The "flexiable" array in a file is fraught with a zillion issues already delt with by using a DB. Unless you can prove that the DB is really going to way slower than using the other approach use a DB. Move on and start solving business problems.
Edit
Comment from OP asks what the issues with using a file might be, here are a handful (pause to take a deep breath).
Concurrency: You have to manage the situation where multiple requests may be trying to write back to the file. Not too hard but it becomes a bottleneck.
Performance: Yes modifying an in-memory array is quicker but how do you determine how much and when the array needs to be persisted to a file. Note that using a DB doesn't pre-clude the use of an appropriate in-memory cache. Writing a file back each time a small modification is made isn't going to perform that well.
Scalability: Really a function of the first two. In order to acheive any scalable goals you need to be able to quickly modify small bits of the data that is persisted. IWO if you don't use a DB you would end up writing one. If you find you need more than one webserver to support growing demand where are you going to store the file(s)? Now you've got file I/O over a network (ableit likely a very quick one).

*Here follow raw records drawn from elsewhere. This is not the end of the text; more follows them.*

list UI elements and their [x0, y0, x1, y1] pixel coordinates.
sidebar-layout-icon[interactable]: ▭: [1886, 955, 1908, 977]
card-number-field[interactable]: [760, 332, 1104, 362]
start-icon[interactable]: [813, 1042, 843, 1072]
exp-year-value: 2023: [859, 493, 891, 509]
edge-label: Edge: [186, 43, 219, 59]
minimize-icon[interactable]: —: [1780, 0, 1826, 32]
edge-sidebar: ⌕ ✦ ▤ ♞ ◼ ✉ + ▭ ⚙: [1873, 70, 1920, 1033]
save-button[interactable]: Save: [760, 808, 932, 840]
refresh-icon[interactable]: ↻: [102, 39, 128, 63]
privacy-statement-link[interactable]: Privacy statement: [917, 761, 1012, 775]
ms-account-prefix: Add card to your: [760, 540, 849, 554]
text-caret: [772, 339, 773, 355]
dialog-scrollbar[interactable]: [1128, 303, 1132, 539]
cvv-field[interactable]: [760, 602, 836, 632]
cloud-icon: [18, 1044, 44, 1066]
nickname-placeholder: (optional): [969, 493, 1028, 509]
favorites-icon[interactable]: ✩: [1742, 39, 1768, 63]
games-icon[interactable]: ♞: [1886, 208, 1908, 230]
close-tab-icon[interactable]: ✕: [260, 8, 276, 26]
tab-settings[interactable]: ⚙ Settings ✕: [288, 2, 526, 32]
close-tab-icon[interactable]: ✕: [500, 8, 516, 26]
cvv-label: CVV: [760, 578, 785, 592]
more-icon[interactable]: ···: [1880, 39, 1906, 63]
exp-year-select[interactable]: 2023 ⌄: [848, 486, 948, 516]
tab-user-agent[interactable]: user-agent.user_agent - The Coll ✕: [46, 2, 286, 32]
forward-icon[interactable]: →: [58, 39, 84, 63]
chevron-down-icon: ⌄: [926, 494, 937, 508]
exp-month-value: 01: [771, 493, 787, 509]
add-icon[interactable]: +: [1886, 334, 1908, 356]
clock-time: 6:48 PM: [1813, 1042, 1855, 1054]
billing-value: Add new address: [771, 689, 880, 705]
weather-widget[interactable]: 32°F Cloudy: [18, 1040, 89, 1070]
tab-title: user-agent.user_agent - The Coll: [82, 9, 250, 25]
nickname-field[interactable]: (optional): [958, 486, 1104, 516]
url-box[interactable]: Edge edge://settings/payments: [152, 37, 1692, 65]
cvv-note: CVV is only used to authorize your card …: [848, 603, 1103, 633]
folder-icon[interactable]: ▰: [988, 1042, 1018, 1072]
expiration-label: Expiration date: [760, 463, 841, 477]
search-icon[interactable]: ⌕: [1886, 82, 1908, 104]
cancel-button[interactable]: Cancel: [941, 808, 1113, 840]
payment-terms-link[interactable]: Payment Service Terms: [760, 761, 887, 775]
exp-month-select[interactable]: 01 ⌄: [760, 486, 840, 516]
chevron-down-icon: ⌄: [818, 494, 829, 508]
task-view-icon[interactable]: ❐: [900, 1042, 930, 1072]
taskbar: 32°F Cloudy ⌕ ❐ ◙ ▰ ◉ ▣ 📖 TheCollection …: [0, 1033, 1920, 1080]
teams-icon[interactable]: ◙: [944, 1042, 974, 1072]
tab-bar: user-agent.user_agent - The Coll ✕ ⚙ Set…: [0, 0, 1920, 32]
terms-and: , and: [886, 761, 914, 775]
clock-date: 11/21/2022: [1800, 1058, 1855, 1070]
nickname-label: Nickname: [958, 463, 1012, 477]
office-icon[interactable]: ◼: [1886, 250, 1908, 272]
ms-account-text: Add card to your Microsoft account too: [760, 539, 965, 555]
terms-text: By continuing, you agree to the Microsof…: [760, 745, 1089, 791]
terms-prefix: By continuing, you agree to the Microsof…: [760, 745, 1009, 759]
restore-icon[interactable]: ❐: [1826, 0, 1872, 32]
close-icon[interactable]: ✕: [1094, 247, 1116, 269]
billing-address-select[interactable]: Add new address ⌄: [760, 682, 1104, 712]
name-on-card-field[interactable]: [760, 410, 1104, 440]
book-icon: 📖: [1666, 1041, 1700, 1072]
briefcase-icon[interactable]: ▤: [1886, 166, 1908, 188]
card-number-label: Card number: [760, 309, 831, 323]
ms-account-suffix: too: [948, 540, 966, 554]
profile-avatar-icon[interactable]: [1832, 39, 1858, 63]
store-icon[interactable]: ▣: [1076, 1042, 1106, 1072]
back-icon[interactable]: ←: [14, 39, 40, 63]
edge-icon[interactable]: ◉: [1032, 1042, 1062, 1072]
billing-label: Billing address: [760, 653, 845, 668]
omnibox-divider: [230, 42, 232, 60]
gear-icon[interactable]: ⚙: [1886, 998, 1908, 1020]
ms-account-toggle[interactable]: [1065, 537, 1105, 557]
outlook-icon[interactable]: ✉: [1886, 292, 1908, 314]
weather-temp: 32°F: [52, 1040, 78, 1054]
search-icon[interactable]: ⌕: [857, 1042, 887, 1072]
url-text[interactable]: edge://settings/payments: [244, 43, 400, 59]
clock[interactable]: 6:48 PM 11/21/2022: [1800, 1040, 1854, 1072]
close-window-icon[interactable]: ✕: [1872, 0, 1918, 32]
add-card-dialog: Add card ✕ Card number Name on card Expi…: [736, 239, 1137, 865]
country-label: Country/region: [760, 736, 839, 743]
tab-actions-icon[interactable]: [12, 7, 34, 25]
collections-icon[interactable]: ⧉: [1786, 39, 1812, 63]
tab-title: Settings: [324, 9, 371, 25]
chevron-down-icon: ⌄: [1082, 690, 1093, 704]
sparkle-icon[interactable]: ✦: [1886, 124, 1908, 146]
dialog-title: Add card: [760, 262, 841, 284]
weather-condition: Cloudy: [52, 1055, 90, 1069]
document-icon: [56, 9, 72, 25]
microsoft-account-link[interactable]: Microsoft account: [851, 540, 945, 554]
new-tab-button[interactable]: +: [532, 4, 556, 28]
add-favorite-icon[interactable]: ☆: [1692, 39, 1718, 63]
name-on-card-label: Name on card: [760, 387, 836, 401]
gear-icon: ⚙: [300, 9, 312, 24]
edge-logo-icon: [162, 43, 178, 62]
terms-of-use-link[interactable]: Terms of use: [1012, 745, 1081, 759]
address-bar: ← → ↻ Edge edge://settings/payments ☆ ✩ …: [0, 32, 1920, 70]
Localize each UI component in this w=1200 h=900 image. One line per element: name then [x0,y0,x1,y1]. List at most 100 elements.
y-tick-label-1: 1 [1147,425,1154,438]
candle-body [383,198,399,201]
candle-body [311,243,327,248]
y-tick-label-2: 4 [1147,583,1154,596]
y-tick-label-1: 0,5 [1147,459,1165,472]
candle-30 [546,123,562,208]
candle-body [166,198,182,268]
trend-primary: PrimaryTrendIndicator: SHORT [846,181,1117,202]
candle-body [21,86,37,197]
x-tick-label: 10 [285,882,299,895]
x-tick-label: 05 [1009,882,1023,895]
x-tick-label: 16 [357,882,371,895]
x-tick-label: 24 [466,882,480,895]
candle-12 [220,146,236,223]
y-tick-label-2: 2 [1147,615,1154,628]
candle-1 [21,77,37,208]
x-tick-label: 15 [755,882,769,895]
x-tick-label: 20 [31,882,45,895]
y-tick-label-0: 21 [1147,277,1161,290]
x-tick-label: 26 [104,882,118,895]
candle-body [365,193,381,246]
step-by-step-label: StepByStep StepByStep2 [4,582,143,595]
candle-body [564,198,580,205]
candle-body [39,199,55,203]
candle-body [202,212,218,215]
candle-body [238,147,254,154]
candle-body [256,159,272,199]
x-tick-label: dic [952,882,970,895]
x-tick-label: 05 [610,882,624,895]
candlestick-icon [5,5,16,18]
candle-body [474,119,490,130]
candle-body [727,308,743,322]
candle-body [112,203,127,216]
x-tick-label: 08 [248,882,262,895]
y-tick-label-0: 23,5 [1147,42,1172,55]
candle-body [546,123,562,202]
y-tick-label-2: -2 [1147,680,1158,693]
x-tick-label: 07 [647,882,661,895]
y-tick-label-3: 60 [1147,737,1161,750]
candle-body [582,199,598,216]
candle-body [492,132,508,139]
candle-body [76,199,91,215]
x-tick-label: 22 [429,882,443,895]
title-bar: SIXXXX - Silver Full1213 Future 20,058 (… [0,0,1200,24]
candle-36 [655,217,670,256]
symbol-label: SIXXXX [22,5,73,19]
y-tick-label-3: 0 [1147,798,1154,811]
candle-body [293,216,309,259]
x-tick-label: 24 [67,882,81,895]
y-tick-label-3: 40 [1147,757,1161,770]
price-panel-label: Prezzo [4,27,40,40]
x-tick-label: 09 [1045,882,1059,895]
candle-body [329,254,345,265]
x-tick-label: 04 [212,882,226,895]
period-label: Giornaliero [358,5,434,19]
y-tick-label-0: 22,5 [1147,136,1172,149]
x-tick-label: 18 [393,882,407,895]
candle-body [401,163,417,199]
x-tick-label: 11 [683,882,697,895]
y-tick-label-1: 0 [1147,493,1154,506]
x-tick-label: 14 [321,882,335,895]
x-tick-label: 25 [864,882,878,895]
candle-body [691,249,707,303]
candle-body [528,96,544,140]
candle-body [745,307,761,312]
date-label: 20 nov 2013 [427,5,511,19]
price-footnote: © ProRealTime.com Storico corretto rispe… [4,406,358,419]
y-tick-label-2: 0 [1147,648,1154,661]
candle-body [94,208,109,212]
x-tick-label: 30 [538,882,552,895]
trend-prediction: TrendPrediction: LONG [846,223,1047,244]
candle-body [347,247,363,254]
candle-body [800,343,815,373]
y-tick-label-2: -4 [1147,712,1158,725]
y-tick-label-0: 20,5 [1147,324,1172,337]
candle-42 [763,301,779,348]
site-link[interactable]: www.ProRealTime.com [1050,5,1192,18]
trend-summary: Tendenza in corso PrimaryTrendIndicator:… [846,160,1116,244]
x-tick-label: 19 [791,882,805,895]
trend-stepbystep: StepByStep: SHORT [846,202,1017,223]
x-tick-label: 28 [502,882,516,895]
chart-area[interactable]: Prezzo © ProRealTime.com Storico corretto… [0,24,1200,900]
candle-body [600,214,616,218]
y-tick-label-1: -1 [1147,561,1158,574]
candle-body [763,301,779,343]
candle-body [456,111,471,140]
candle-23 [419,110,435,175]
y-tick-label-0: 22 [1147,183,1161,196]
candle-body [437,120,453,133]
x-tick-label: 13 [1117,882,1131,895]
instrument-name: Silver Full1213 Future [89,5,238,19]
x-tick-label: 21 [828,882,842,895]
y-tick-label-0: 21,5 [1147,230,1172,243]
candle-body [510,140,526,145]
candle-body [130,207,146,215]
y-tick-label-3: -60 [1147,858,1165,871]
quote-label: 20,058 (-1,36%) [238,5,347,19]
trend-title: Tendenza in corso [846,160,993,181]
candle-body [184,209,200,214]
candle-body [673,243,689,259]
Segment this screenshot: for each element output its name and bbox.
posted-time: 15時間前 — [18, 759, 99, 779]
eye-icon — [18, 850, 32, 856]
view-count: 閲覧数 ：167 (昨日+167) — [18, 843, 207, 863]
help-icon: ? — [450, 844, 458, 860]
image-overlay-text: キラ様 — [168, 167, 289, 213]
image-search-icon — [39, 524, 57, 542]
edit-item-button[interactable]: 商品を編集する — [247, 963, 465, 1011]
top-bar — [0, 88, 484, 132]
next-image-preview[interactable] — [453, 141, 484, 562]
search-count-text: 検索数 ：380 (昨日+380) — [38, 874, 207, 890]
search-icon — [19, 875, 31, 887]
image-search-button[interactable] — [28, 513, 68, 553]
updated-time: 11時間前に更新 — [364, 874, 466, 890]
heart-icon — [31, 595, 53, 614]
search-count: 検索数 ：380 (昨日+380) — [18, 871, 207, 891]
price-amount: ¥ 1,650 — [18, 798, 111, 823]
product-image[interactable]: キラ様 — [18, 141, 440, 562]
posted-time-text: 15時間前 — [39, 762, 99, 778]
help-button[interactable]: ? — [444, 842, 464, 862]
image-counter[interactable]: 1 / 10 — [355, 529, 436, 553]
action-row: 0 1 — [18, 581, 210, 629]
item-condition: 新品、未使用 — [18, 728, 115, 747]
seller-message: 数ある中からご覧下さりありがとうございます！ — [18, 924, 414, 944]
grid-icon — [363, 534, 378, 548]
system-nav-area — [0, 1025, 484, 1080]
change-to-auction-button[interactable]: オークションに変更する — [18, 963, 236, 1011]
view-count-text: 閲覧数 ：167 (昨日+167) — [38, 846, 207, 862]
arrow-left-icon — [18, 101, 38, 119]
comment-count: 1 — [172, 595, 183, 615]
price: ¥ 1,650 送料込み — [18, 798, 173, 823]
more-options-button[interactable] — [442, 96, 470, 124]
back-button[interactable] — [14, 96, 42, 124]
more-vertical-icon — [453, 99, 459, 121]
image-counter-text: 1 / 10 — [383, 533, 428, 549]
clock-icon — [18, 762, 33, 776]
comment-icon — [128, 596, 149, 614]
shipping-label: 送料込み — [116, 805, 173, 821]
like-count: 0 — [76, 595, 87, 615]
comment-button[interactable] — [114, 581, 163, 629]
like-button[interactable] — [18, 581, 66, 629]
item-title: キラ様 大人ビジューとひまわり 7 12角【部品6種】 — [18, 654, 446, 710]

Structure: Your code will be responsible for managing the structure of data, querying it etc if you use an array. How will you do that in way which acheives greater "flexibility" than using a DB? All manner of choices and complexity are needed here.
Reliability: You need to ensure the integrity of your persisted data. In the event of some failure your array/file code would need to ensure that data is at least not so corrupt that the application can continue.
Your colleague is correct, BUT there's where you need to put aside the comp sci textbook and be pragmatic. How often will you be accessing this data from your application? If it's fairly frequently then don't incur the costs of access overhead. Instead of reading from a flat file you could still gain the advantages of a db, but use a caching strategy in your application. Depending on your development language you could look at something like memcache or jtreecache.
It depends on what kind of data you are looking at, and whether or not it needs to be updated regularly.
I tend to keep most things (non-config data) in the database, even if the data isn't going to be repeating (e.g. thosands of rows). Databases will scale so much easier than a flat file, if your system starts to grow fast your flat file might become a burden to your system.
If the data doesn't change very oftern, and your programming in Java, why not use Spring to hold the values?
They can be injected into your bean, and changed easly.
but thats if you'r developing in Java.
Yeah I agree with your implied assessment that databases are overused and basic flat files may work in multitude of scenarios. If your application is read-only (and writes are done by the admin when app restarts) I would definitely go with the file. Even if application writes to the file, but only in append mode (vs random inserts/updates) in one thread, I would also use file. Anything else -- need a real database with random updates, queries, concurrency control etc.